OsRAD51D promotes homologous pairing and recombination by preventing nonhomologous interactions in rice meiosis

Abstract

Homologous recombination (HR) is carefully orchestrated to maintain genome integrity. RAD51D has been previously shown to be essential for double‐strand break (DSB) repair in mammalian somatic cells. However, the function of RAD51D during meiosis is largely unknown. Here, through detailed analyses of Osrad51d single and double mutants, we pinpoint the specific function of OsRAD51D in coordinating homologous pairing and recombination by preventing non‐homologous interactions during meiosis. OsRAD51D is associated with telomeres in both meiocytes and somatic cells.
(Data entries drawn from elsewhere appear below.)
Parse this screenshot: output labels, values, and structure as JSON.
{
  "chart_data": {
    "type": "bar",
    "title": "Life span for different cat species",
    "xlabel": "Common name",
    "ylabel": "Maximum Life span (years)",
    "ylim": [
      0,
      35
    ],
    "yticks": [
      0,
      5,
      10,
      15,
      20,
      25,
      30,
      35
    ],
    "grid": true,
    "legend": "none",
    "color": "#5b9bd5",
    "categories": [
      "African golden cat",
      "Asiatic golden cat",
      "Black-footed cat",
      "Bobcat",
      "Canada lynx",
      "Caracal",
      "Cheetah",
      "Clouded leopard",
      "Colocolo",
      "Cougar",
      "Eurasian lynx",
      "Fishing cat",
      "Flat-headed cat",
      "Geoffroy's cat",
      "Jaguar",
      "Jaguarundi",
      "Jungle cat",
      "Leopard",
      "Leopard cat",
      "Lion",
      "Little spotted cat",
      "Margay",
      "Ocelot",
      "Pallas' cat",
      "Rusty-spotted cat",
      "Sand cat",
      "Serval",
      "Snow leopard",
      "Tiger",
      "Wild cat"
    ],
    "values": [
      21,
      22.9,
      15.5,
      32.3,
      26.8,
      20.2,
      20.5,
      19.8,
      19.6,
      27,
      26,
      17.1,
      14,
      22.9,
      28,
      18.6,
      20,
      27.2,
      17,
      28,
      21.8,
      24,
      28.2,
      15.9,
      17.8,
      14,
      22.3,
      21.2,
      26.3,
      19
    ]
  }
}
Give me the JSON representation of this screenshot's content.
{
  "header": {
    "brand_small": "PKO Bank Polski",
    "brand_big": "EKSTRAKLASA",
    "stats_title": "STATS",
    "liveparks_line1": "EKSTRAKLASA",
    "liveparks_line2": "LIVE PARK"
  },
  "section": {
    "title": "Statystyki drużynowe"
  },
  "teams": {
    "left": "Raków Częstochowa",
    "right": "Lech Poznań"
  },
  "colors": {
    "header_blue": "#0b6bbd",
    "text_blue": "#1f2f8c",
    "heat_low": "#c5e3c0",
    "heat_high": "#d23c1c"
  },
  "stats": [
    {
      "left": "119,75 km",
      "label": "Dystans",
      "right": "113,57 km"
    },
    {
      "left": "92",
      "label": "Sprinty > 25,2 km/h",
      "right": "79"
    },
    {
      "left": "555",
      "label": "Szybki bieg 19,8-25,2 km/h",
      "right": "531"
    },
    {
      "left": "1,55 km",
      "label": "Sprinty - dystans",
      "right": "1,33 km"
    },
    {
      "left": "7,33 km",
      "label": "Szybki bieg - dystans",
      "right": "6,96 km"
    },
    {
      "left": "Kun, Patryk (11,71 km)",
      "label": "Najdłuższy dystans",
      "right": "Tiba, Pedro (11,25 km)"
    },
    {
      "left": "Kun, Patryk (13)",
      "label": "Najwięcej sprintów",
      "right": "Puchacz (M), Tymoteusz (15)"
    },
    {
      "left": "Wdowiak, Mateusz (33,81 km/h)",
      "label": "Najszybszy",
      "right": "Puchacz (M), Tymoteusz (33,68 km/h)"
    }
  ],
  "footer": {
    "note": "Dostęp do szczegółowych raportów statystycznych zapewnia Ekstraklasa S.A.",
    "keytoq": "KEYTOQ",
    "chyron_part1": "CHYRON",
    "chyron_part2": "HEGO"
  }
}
Loss of OsRAD51D leads to significant induction of non‐homologous pairing and chromosome entanglements, suggesting its role in suppressing non‐homologous interactions. The failed localization of OsRAD51 and OsDMC1 in Osrad51d, together with the genetic analysis of Osrad51d Osdmc1a Osdmc1b, indicates that OsRAD51D acts at a very early stage of HR. Observations from the Osrad51d pair1 and Osrad51d ku70 double mutants further demonstrate that non‐homologous interactions require DSB formation, but do not depend on the KU70‐mediated repair pathway. Moreover, the interplay between OsRAD51D and OsRAD51C indicates both conservation and divergence of their functions in meiosis. Altogether, this work reveals that OsRAD51D plays an essential role in the inhibition of non‐homologous connections, thus guaranteeing faithful pairing and recombination during meiosis.